| |
4. Murad kafası!
Genç bir insanın sokağın ortasında birkaç kişi tarafından dövüldüğünü gördüğünüzde ne yaparsınız? Tabii ki normal bir insanın göstereceği ilk tepki şudur: Kavgayı ayırmak. Çünkü dört beş kişinin bir olup tek bir kişiyi dövmesi, ne hakkaniyete ne mertliğe sığar. Şu anda bu satırları okuyan insanların belki de büyük bir bölümü, hayatında tanık olduğu böyle bir kavgayı ayırmak için elinden geleni yapmış ve belki de bu yüzden dayak yemiştir, risk almıştır. Çünkü bu davranış, insani bir reflekstir.
SABAH'ın bugün sürmanşetinde fotoğraflarını gördüğünüz olaydan söz ediyorum. Beyoğlu Emniyet Amirliği'nin bulunduğu sokakta, bir genç, karakolda görevli sivil polisler tarafından öldüresiye dövülüyor. Tesadüfen oradan geçen bir gazeteci de resimlerini görüntülüyor. Etraftaki insanlar olayı kanıksamış bir ruh haliyle seyrediyor. Büyük ihtimalle, Beyoğlu'nun arka sokaklarında yaşayan, evsiz barksız bu genci tanıyorlar. Belli ki o genci kendi habitatlarında istemiyorlar. İhtimal, aynı genci karakol polisleri de tanıyor. Herhalde hiç tanımadıkları bir insanı, sokaktan geçiyor diye öldüresiye dövecek halleri yoktu.
Fakat işte tam bu noktada, ortaya bir soru çıkıyor: Yurttaşların "can emniyetinden" birinci derecede sorumlu olan güvenlik memurları, sırf o genci tanıyorlar diye, sırf o çevrede bulunmasını istemiyorlar diye ve belki de birkaç defa kendisini uyardıkları halde uyarılara riayet etmedi diye, cebinde Türkiye Cumhuriyeti hüviyetini taşıyan bir insanı dövme hakkına ve yetkisine sahip olabilirler mi? Olamazlar! Kaldı ki bir turisti bile dövmeye hakları olamaz. Burada, insan hakları ve hukuktan söz etmeye gerek dahi görmem! Devletin güvenlik memurları, dayak memuru değildir! Bu topraklarda, 4. Murad'ın zaptiyeleri de köşe başlarında yakaladıkları "berduşları", içkicileri ve serkeşleri sopaya yatırıyordu. Ama o zaman hukuk yoktu. İnsan hakları yoktu. Ferman padişahındı! Şimdi ferman kimin o zaman? Güvenlik memurlarının mı, amirlerinin mi, çok mu sinirlenmişler, sinirlerini dayakla mı yatıştırabiliyorlar ancak?

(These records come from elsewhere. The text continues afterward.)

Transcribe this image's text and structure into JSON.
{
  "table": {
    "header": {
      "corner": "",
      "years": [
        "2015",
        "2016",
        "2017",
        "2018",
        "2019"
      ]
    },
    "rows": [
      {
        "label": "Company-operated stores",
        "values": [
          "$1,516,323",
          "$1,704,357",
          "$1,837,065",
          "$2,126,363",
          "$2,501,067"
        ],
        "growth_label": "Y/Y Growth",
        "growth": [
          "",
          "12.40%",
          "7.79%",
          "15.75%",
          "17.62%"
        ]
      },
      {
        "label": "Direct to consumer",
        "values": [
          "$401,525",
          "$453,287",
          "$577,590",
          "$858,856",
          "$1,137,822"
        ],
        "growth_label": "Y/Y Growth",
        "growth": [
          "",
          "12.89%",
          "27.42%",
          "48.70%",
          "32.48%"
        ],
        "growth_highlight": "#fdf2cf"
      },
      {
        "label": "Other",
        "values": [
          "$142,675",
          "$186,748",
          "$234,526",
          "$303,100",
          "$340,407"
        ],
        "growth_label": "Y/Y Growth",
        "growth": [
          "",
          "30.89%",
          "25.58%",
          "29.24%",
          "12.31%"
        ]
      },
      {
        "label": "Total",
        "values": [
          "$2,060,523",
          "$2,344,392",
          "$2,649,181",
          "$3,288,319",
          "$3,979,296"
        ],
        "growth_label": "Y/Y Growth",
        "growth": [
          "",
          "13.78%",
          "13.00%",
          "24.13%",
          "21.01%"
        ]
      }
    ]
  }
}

Üzücüdür ki, hayatlarımız değişiyor, bindiğimiz arabalar, uçaklar, seyrettiğimiz televizyonlar, giydiğimiz cicili bicili elbiseler, kibarlık sözlerimiz, saygın ilişkilerimiz göz kamaştırıyor ama kafalarımız değişmiyor. Bırakın o çocuğun garip olmasını, berduş olmasını, büyük ihtimal hapçı, tırtıkçı falan olmasını, azılı hırsız ve sabıkalı bile olsa, sokak ortasında dövülmesinin en küçük bir izahı bulunamaz. Polis, suçluyu yakalayıp adalete teslim etmekle yükümlüdür. Cezalandırmakla değil!
Bu dayağı içine sindirenler hatta savunanlar da çıkabilir. Suç çetelerinin İstanbullu'ya yaka silktirdiği herkesin malumu. Ama suç çetelerinden ikrah getirdik diye, sokak ortasında polis dayağına "eyvallah" dersek 4. Murad çağına döneriz. Yarın bir başka "emniyet ekibi", kendilerini çok sinirlendirdiği bahanesiyle evladınızın kafasını gözünü yararsa, kimi kime şikayet edebilirsiniz? Hadise, yalnızca hukuk ve insan hakları olayı değil, insanın bir berduş için bile içinin sızlayabilmesi meselesidir.